1. It could reach my internal network
The fear: an agent makes an HTTP request to an address it should never touch, a private service, a database on a local IP, a cloud metadata endpoint that hands out credentials. This is the server-side request class of attack, and a model that means no harm can still be tricked into it.
The control is not to ask the model nicely. It is to check every outbound request against a blocklist before it leaves, at the network layer, and refuse anything pointed at private ranges, loopback, link-local, or metadata addresses. The agent cannot opt out because the agent never sees the gate. It just gets a refusal for the addresses it should not reach. The capability stays useful for the public web and dead for everything internal.
2. It could burn my wallet
The fear: an agent loops, retries, or fans out a job and quietly racks up a large bill in model calls before anyone notices. Cost is a security property too, because runaway spend is its own kind of breach.
The control is a hard cap that runs before the spend, not after. Every model call gets cost-estimated first, and any call over the ceiling is rejected rather than executed. A per-call hard limit means no single instruction can blow the budget, no matter how the request is phrased. Again, this lives below the agent. It cannot raise its own ceiling because the ceiling is enforced by the platform, not requested by the prompt.
3. It could ship something broken
The fear: an agent commits code that does not compile or crashes on start, and because the agent reported success, nobody catches it until production does. We wrote a whole separate piece on this in why a green checkmark is not the same as working software.
The control is to validate before the commit lands, confirm the code actually loads, and keep the ability to roll back. The agent does not get to declare victory. The platform confirms it. Broken code is stopped at the gate instead of discovered by your users.
Why these belong in the platform, not the prompt
The instinct, when an agent does something dangerous, is to add a line to the system prompt: do not call internal addresses, do not spend more than X, do not push code that fails. This does not work, and it is important to understand why. A prompt is a request. A confident model under the right pressure will route around a request, or simply forget it ten steps into a task. Anything you can phrase as please do not can be undone by a clever enough instruction or an honest mistake.
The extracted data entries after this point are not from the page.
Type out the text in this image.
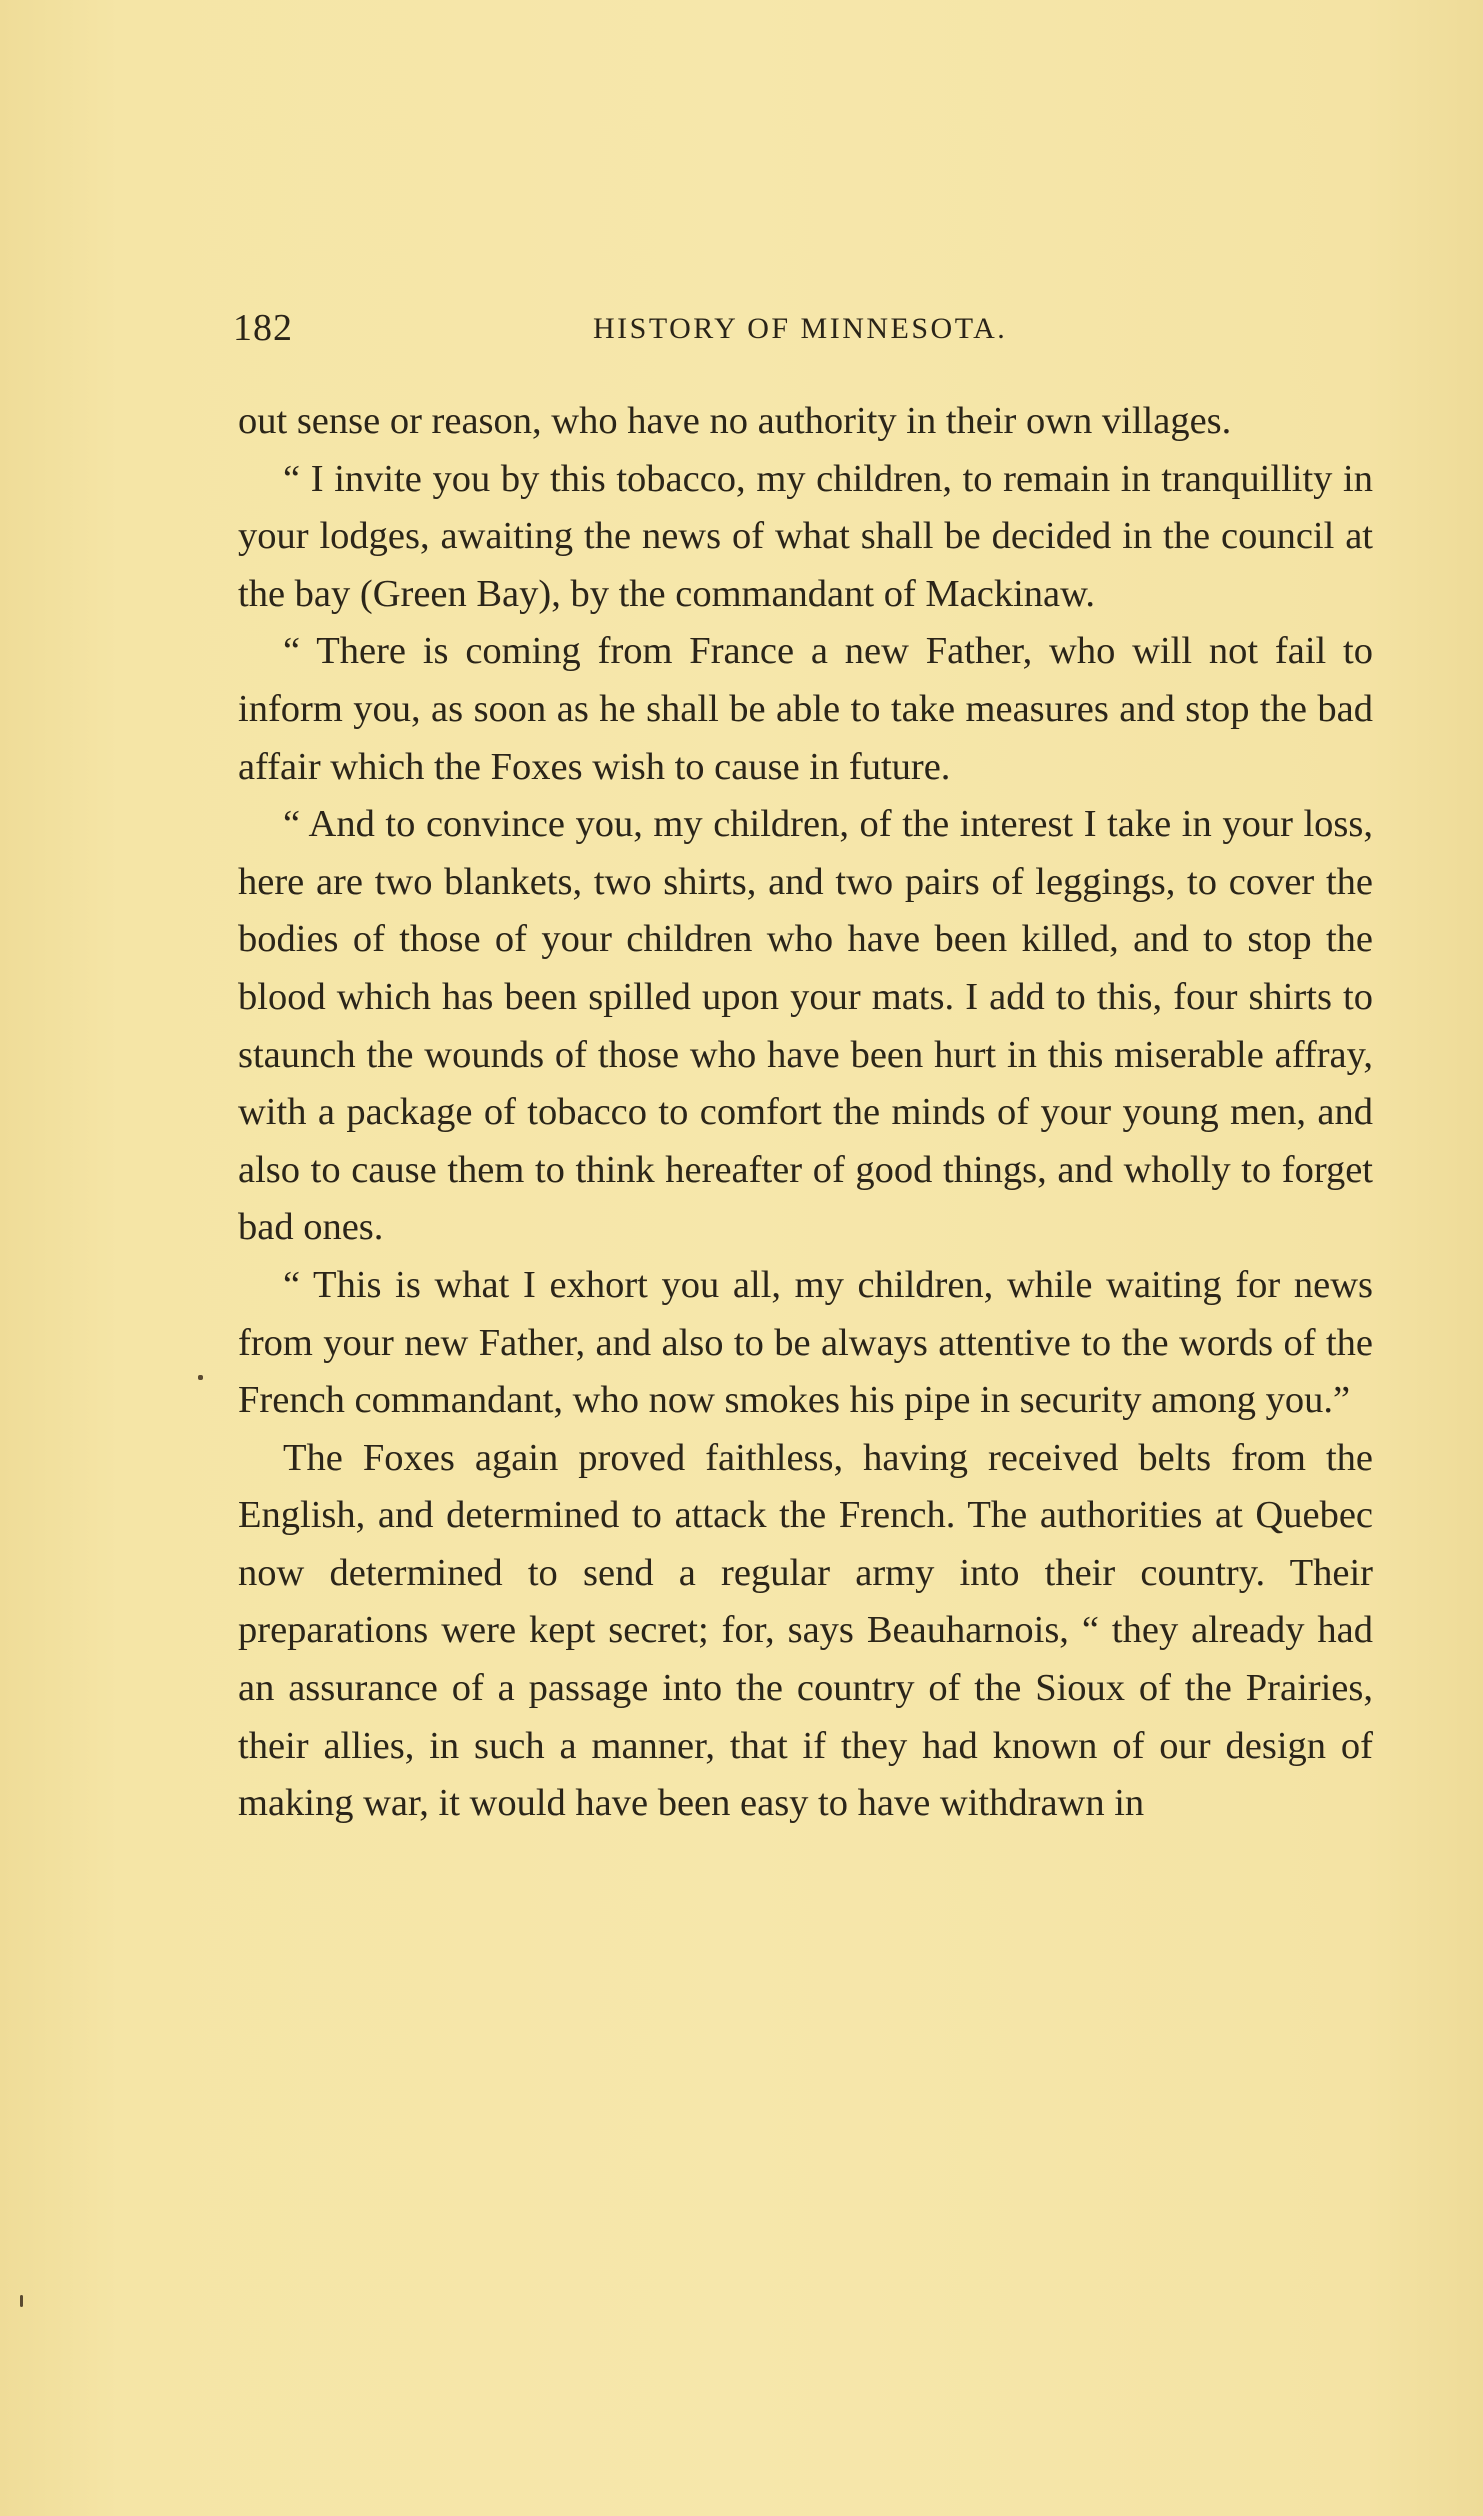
182	HISTORY OF MINNESOTA.

out sense or reason, who have no authority in their own villages.

“ I invite you by this tobacco, my children, to remain in tranquillity in your lodges, awaiting the news of what shall be decided in the council at the bay (Green Bay), by the commandant of Mackinaw.

“ There is coming from France a new Father, who will not fail to inform you, as soon as he shall be able to take measures and stop the bad affair which the Foxes wish to cause in future.

“ And to convince you, my children, of the interest I take in your loss, here are two blankets, two shirts, and two pairs of leggings, to cover the bodies of those of your children who have been killed, and to stop the blood which has been spilled upon your mats. I add to this, four shirts to staunch the wounds of those who have been hurt in this miserable affray, with a package of tobacco to comfort the minds of your young men, and also to cause them to think hereafter of good things, and wholly to forget bad ones.

“ This is what I exhort you all, my children, while waiting for news from your new Father, and also to be always attentive to the words of the French commandant, who now smokes his pipe in security among you.”

The Foxes again proved faithless, having received belts from the English, and determined to attack the French. The authorities at Quebec now determined to send a regular army into their country. Their preparations were kept secret; for, says Beauharnois, “ they already had an assurance of a passage into the country of the Sioux of the Prairies, their allies, in such a manner, that if they had known of our design of making war, it would have been easy to have withdrawn in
A control that lives below the model is different. It is not a request, it is a wall. The agent cannot argue with a network filter that drops the packet, a cost gate that refuses the call, or a validator that blocks the commit. That is the whole difference between security theater and security. If the agent can talk its way past it, it was never a control.
What to actually look for
If you are evaluating any way of giving an AI agent real capability, do not ask whether it is powerful. They are all powerful now. Ask three questions instead. Where do outbound requests get checked, and can the agent bypass that check? What stops a single call or a runaway loop from spending without limit? And what confirms that an action actually succeeded, rather than trusting the agent's own report?
If the honest answer to any of those is "we tell the model not to," that is not a control. The capability and the constraint have to live in the same place, below the agent, where good intentions and clever prompts cannot reach. That is what MCP security actually takes. Not a safer protocol. Safer ground for the protocol to run on.